Solutions to Complex Problems
Virginia Tech is responding to critical issues that impact the human condition through our transdisciplinary communities.
Teams of faculty that are part of the Destination Area initiative are engaging departments, institutes, and centers in a collaborative effort to address complex problems in:
Virginia Tech is leading a statewide initiative to address population growth in coastal areas in the Commonwealth and finding innovative solutions to foster coastal resilience and prosperity. Collaboration across the Destination Areas, institutes, and centers is leading to development of new methodologies, such as advanced quantitative techniques and scenario planning, new technologies, and novel virtual interactive tools, in order to communicate more effectively about hazards, risk, adaptation and resilience to stakeholders in coastal areas.

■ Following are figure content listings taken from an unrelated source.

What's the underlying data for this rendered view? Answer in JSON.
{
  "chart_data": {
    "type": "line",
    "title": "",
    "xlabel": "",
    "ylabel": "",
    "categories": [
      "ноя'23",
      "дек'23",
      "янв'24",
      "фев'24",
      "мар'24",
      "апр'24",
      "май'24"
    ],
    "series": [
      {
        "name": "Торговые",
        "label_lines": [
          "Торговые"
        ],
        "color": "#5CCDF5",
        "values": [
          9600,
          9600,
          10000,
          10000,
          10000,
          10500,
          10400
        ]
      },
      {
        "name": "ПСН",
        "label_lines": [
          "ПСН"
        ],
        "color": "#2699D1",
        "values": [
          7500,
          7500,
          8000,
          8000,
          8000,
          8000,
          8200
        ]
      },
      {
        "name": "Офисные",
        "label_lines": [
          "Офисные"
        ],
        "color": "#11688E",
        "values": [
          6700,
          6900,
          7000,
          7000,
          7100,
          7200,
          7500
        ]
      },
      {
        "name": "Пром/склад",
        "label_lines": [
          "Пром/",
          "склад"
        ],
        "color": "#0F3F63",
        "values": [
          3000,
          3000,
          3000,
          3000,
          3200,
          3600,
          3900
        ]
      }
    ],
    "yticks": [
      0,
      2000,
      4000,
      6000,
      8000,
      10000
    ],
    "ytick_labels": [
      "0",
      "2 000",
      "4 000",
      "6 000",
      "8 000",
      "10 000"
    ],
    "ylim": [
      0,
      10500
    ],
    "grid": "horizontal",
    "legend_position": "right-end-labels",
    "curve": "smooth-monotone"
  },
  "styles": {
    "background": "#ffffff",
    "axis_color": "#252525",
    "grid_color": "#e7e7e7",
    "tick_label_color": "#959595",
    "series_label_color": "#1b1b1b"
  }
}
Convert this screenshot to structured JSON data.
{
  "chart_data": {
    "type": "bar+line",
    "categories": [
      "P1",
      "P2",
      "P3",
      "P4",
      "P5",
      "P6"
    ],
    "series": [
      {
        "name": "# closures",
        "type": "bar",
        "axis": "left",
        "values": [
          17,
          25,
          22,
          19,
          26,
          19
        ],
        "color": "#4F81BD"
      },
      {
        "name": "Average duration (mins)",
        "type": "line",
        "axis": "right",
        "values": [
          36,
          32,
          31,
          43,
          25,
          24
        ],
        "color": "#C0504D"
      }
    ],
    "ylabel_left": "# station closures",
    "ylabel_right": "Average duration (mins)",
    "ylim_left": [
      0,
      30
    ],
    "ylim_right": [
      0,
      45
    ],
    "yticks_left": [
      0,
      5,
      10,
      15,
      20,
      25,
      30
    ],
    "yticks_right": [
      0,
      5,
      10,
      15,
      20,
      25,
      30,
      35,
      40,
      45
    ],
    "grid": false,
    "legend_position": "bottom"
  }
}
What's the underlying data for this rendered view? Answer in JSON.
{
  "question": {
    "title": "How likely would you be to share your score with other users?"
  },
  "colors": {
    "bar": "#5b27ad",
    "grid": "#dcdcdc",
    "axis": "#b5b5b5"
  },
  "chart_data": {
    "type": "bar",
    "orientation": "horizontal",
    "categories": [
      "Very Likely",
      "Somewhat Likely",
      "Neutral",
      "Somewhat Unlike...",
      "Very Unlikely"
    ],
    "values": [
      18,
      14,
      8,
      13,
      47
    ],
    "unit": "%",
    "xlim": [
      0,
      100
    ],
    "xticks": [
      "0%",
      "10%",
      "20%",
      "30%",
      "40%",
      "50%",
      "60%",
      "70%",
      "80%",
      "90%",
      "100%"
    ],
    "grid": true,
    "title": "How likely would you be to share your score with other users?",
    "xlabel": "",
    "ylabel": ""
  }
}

Transdisciplinary teams are committed to understanding the fundamental mechanisms involved in the transmission of vector-borne disease, and to lead the search for novel approaches to disease mitigation; scientists at VTCRI are studying the mechanisms of infection, immunity, and cancer in order to better understand how to protect human health; transdisciplinary teams are working to identify molecular and genetic changes and to find the best therapeutic targets for infectious viruses and the ability of the immune system to fight disease in efforts to improve the body’s response to pathogens.
Working across disciplines at the intersection of culture, environment and human health in rural areas health analytics are opening new insights to how rural communities are disproportionately impacted by a number of health challenges; faculty teams are exploring the environmental and policy implications of historic economic drivers in rural regions; decision science experts are understanding how humans’ well-being is impacted by the conditions of the broader ecologies they inhabit in rural areas.
Increasing the security and resilience of our communities, the nation, and the world requires understanding security as an integrated system of values, capabilities, and preparedness. Faculty in the Integrated Security Destination Area are working with the Hume Center and across traditional disciplinary boundaries to focus on advancing and assuring the security of our vital social, political, and financial networks while balancing the crucial needs and expectations of privacy and governmental oversight.
Faculty teams are exploring the dynamic nature of the brain as it changes and adapts across the lifespan and to a variety of different contexts. Faculty in the Adaptive Brain and Behavior Destination Area are understanding how addiction and the opioid crisis are impacting rural communities; faculty in Blacksburg and Roanoke are understanding brain related health challenges in the local communities. Partnerships with ICTAS and VTCRI are leading to insights on how to prevent brain trauma and linkages between brain trauma and conditions such as epilepsy.